As part of our program, every other Friday we have archaeological field trips. This past week we went to Megiddo and Aphek and Betsarta (a small village near Aphek) and Migdal Tsedek. It was especially great to get back to Megiddo, since I spent all of last field season there! It was crazy busy with tourists. I also felt slightly out of place as a tourist. It really felt as though I should be in my dig clothes with my trowel with me. It will be so great to get back next season though!
So those are all pictures of Aphek, since last year I already took like millions of pictures of Megiddo. But if you want to see them and I haven't showed you, I will definitely show you again, because I obviously love talking about my experiences there.
Today we started our Iron Age Archaeology class sequence (the Iron Age comes after the Bronze Age chronologically). I absolutely love the class so far. I'm much more interested in the Iron Age than I am in the Bronze Age, since it is in the Iron Age that Israel rises up as a state. We talked a lot about biblical history and how much we can actually trust the bible as a historical source, which actually isn't a whole lot, which I'm sure some of my conservative readers will find controversial. But seriously in the book of Joshua, it details the Israelites' "conquest" of the Canaanites at Jericho in the Late Bronze Age, but there wasn't even a large settlement at Jericho in the LBA according to archaeological evidence. This is not to say that we cannot rely on the biblical texts to tell us about ancient traditions.
Anyway, there are a few general rules to approaching such research. First, no texts, since biblical texts cannot really tell things as if it is an actual historical description. An example of this is that the entire book of Judges pretty much serves as an introduction to the Davidic dynyasty later on. Second, one has to be careful to not detach these processes from the general picture in the Ancient Near East.

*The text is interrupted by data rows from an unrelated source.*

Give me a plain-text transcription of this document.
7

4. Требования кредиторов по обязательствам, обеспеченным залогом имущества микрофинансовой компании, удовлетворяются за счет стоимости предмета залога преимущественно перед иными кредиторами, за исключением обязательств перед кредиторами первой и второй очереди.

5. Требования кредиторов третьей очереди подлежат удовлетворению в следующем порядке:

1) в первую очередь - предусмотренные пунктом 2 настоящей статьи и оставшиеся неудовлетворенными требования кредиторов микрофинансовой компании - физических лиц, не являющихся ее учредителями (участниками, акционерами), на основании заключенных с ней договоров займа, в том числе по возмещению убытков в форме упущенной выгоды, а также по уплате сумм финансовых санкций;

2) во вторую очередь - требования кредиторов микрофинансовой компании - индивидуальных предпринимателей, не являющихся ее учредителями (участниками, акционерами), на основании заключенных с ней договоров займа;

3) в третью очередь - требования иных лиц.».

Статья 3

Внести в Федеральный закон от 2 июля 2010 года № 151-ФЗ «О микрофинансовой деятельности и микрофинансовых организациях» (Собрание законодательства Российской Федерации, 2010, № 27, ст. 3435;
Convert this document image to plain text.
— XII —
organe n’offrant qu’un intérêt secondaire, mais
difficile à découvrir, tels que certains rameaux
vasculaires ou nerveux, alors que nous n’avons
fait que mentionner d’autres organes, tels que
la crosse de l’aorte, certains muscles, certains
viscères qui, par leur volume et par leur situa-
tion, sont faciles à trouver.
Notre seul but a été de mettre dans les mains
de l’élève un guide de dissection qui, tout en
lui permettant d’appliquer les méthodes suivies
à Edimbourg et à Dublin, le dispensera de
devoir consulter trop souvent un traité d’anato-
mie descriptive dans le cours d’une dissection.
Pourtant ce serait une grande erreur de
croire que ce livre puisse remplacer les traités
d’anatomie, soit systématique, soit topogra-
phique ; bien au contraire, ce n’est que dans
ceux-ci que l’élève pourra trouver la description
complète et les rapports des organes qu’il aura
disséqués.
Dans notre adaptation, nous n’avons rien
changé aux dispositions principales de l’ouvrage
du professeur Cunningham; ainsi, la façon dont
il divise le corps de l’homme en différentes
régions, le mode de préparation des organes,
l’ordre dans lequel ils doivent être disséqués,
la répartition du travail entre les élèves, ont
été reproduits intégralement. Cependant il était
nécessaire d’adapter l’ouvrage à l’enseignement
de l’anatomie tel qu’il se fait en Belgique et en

You have to remember the Edomites, Arameans, etc, as well as the Israelites. Third, you have to look at the long duree of history. It's impossible to gain an accurate picture and understanding if you're not looking at thousands of years of history. Fourth, one also has to bear in mind the differences between the urban sectors and the rural sectors. And last, it's also important to know what you mean when you talk about "Israel." A person? A nation? A geographical area?
We also talked a bit about the layers of the Book of Joshua, and how one can relate examining a biblical text like archaeology and look at the stratigraphy of the text and peel it back, layer by layer. Like in Joshua, there are vague memories of the past such as when it mentions that "Hazor formerly was the head of all those kingdoms," perhaps alluding to a time in the past when Hazor was the greatest of all the kingdoms. Another example of such memories is the Song of Deborah in the Book of Judges. It might be recalling memories of unrest in the northern valleys during the 10th century BCE, which is attested in a destruction layer of Megiddo VIA in the 10th c. BCE. A second layer is etiological stories. Joshua mentions a city called "Ai," which literally translates to "ruins." Perhaps the people around Ai passed the ruins everyday and that's how the city got its name. And the last layer is the reality and ideology of the time of the authors. Maybe the descriptions of the conquest in Joshua are more collected stories and traditions and myths, and the people put them together to advance their own ideology.
This is not all to say that I don't think that the Bible shouldn't be used as a basis of many faiths, quite the contrary actually. There is a big difference as having a text as part of your liturgical canon and viewing it as a historical source in academia, where you're supposed to view every text with a critical eye and look for extra-biblical sources (which do exist). It's all super interesting to me, and it's eventually what I would like to do further study in in later school!!!